Skip to content

Metrics

OVN-Kubernetes master

This includes a description of a selective set of metrics and to explore the exhausted set, see go-controller/pkg/metrics/master.go

Configuration duration recorder

Setup

Enabled by default with the kind.sh (in directory $ROOT/contrib) Kind setup script. Disabled by default for binary ovnkube-master and enabled with flag --metrics-enable-config-duration.

High-level description

This set of metrics gives a result for the upper bound duration which means, it has taken at most this amount of seconds to apply the configuration to all nodes. It does not represent the exact accurate time to apply only this configuration. Measurement accuracy can be impacted by other parallel processing that might be occurring while the measurement is in progress therefore, the accuracy of the measurements should only indicate upper bound duration to roll out configuration changes.

Metrics

Name Prometheus type Description
ovnkube_master_network_programming_duration_seconds Histogram The duration to apply network configuration for a kind (e.g. pod, service, networkpolicy). Configuration includes add, update and delete events for kinds.

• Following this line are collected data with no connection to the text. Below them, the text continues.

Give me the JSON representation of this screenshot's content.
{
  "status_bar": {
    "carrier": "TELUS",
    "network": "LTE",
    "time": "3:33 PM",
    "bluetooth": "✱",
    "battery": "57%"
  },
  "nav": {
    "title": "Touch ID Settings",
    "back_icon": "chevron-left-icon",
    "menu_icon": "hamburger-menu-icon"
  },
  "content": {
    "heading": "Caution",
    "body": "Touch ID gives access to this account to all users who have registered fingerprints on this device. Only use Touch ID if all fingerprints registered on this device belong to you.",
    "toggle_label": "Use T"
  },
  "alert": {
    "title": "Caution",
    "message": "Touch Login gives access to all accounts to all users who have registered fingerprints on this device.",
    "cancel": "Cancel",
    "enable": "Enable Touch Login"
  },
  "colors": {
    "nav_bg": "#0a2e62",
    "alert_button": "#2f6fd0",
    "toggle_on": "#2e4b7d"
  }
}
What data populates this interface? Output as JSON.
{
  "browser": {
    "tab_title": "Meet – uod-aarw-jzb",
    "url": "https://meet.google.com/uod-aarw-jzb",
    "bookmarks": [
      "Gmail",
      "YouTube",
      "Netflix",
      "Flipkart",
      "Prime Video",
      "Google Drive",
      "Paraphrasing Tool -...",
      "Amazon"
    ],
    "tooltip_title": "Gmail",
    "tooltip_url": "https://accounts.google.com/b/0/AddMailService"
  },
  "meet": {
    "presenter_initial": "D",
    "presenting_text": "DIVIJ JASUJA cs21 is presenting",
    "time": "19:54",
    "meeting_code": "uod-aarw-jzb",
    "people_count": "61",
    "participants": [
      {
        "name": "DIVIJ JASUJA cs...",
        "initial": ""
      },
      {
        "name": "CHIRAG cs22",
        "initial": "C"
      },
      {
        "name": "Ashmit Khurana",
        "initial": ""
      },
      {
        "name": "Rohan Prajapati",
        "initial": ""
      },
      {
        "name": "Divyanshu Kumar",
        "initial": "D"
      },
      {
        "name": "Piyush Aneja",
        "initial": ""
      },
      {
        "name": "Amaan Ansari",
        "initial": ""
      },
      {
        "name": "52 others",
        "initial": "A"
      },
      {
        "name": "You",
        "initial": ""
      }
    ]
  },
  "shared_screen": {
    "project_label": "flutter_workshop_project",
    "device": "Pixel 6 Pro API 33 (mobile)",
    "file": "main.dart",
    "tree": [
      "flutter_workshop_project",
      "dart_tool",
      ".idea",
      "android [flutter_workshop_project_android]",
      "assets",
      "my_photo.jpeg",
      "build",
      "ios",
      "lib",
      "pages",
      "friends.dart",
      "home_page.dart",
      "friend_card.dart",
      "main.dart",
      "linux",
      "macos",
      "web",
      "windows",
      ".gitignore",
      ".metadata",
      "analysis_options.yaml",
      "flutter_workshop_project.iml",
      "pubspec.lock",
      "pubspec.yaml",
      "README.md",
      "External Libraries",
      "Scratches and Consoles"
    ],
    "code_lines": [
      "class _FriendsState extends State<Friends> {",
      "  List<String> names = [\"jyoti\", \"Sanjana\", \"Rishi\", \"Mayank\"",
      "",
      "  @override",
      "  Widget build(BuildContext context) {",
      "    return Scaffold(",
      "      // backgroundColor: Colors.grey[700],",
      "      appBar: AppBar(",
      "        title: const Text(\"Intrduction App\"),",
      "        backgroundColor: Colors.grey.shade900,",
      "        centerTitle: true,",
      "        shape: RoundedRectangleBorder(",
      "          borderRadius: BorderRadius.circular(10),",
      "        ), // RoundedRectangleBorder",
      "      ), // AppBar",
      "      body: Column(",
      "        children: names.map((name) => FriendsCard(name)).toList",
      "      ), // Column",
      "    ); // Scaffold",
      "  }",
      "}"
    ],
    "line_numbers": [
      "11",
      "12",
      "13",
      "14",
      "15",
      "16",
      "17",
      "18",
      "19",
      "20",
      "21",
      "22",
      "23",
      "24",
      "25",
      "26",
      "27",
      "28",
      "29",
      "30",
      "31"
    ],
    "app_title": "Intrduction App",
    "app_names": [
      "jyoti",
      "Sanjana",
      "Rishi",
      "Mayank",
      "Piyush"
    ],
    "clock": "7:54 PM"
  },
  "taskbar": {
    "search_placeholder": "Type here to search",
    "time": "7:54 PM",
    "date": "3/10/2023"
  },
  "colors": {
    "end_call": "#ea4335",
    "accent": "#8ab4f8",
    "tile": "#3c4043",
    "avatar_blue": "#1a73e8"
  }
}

This includes OVN-Kubernetes master and OVN duration.
ovnkube_master_network_programming_ovn_duration_seconds Histogram The duration for OVN to apply network configuration for a kind (e.g. pod, service, networkpolicy).

Change log

This list is to help notify if there are additions, changes or removals to metrics. Latest changes are at the top of this list.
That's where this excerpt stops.